Following the unveiling of a new state logo (seen above) by Oklahoma Lieutenant Governor Matt Pinnell (R) on February 12, the Oklahoma Department of Transportation was tasked to install new roadside welcome signs at 10 major entry points along state highways and interstates in the next few days, along with 75 smaller signs in other border areas.
“Our welcome signs are part of our first impression for visitors to our state,” said Lt. Gov. Pinnell (at right) – who also serves as the state’s secretary of tourism and branding – in a statement. “I’m looking forward to changing perceptions of Oklahoma, starting at the state line.”
“We’re excited to be a part of the Lt. Governor’s branding efforts by breathing new life into the welcome signs, many of which needed refurbishing,” added Tim Gatz, Oklahoma DOT secretary. “This is a positive way to represent the state and greet our visitors.”

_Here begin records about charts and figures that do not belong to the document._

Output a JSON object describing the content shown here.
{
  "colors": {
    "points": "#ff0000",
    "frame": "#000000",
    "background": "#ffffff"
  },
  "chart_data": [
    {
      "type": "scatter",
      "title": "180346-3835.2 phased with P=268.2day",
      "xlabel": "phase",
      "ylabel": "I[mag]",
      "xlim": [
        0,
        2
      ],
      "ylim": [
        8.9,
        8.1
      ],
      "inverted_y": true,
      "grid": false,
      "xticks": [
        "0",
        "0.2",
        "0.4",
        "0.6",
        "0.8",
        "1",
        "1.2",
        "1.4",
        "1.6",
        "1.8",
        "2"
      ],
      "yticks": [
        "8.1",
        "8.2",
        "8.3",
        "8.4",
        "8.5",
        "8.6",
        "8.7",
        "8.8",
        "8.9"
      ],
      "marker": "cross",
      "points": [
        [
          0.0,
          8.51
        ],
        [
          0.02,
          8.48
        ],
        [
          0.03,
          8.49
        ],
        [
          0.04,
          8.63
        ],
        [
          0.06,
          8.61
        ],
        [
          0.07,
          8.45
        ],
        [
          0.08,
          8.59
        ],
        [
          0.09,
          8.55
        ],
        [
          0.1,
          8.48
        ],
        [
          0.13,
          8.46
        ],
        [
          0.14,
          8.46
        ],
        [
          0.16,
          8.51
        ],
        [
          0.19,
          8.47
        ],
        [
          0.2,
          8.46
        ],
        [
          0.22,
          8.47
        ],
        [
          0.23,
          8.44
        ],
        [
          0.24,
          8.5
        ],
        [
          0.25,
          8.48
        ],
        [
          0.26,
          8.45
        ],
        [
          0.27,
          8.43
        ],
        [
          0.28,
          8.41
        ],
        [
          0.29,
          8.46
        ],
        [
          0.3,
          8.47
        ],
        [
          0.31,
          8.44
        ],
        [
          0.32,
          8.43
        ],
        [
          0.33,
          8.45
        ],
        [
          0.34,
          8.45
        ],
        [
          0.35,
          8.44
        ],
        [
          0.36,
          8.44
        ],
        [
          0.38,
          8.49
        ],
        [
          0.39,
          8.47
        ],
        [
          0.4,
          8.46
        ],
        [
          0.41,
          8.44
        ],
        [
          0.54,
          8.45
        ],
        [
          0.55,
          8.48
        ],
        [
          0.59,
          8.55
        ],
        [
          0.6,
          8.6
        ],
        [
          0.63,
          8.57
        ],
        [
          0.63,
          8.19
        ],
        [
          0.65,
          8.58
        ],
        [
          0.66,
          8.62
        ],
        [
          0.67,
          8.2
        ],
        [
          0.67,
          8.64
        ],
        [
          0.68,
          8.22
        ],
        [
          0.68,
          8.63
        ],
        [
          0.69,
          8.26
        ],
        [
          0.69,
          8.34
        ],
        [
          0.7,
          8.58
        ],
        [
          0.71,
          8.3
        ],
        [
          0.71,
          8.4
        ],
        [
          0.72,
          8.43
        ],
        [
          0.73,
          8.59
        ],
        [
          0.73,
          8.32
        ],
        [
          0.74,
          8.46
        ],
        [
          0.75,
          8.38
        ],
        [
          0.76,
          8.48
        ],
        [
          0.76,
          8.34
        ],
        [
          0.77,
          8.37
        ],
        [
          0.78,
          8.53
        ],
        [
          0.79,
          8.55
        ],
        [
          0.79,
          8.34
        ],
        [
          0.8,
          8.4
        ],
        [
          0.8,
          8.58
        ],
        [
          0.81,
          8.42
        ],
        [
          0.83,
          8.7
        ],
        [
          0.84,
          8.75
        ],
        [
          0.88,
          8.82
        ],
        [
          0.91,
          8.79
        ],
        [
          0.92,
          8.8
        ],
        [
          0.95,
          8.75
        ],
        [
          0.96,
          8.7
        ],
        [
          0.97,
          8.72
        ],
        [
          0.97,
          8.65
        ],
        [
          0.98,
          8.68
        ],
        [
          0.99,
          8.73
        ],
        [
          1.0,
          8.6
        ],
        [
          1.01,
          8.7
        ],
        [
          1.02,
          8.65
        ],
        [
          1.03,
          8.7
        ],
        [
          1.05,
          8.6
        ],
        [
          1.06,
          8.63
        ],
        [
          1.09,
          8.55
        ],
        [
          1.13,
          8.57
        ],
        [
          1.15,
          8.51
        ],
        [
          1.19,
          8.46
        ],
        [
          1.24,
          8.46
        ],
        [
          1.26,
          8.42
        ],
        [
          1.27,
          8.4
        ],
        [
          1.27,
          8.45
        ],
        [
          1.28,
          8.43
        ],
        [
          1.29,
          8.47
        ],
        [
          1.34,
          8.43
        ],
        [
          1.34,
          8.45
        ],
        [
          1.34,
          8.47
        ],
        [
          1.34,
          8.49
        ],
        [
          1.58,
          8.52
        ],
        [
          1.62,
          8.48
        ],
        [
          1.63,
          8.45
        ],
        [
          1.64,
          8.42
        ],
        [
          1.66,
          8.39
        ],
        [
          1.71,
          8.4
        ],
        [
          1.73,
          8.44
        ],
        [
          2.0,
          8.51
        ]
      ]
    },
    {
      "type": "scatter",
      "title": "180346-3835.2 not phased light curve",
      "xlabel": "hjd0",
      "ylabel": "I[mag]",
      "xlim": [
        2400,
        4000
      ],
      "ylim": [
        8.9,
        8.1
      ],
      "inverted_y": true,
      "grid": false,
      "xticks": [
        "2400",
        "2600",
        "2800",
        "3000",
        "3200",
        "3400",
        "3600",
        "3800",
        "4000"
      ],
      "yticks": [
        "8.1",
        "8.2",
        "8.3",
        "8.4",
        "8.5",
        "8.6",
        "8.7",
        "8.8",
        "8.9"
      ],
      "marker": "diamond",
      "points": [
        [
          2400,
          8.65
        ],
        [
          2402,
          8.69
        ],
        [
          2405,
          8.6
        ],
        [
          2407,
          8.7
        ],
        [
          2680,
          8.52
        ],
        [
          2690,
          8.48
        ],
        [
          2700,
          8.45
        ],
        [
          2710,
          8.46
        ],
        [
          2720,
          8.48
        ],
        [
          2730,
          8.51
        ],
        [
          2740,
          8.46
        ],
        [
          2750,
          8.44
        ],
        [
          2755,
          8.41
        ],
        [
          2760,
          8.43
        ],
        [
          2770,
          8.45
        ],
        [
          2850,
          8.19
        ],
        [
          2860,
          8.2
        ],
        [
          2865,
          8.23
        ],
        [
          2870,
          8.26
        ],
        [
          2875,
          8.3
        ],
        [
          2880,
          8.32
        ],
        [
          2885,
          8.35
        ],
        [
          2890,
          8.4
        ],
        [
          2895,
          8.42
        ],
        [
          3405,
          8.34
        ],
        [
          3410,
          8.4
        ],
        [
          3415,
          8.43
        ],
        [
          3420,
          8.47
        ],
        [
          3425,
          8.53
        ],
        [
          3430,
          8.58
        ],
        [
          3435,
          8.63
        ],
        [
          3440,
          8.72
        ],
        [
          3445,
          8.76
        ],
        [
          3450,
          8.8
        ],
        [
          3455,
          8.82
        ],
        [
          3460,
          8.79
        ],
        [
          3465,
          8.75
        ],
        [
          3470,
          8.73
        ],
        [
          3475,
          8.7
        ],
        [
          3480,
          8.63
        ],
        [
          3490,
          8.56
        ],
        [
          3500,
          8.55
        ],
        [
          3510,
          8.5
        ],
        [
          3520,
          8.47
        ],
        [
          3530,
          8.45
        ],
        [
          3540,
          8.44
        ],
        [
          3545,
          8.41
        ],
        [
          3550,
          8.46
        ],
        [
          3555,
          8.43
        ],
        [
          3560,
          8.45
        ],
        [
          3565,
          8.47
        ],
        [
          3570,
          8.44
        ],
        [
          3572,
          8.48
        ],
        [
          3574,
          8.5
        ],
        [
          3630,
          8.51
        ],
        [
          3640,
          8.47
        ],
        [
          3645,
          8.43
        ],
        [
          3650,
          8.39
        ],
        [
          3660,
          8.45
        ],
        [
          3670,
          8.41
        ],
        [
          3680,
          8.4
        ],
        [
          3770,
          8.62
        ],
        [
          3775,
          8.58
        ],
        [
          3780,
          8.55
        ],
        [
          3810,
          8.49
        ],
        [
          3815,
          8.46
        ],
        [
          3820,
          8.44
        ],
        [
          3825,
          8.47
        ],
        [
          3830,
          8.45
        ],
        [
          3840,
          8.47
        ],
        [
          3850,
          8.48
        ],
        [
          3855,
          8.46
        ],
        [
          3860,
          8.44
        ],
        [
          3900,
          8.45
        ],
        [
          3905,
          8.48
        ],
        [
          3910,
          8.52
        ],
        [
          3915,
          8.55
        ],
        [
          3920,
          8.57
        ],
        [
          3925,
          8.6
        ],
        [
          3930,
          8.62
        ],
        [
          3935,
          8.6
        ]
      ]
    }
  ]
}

He noted that the welcome sign structures are also being swapped with the new “Welcome to Oklahoma” greeting signs without incurring additional costs.
The average life span of such signs is about 10 years and many of the current signs have lasted two to three decades, so the agency finds itself able to coordinate sign replacement timing with the new branding initiative. The old signs will be “repurposed” as recycled materials, Oklahoma DOT added.
The first of the 10 signs, which spans 20 feet by 10 feet, was installed on US-69/75 south of Durant on February 12, with the rest expected to be placed by February 16, weather permitting. Meanwhile the smaller 8 foot by 4 foot signs at other entry points will be installed statewide over the next few months.
The Oklahoma DOT added that the new signs were manufactured and installed at a total cost of more than $150,000 using federal dollars dedicated for signage and other traffic improvements.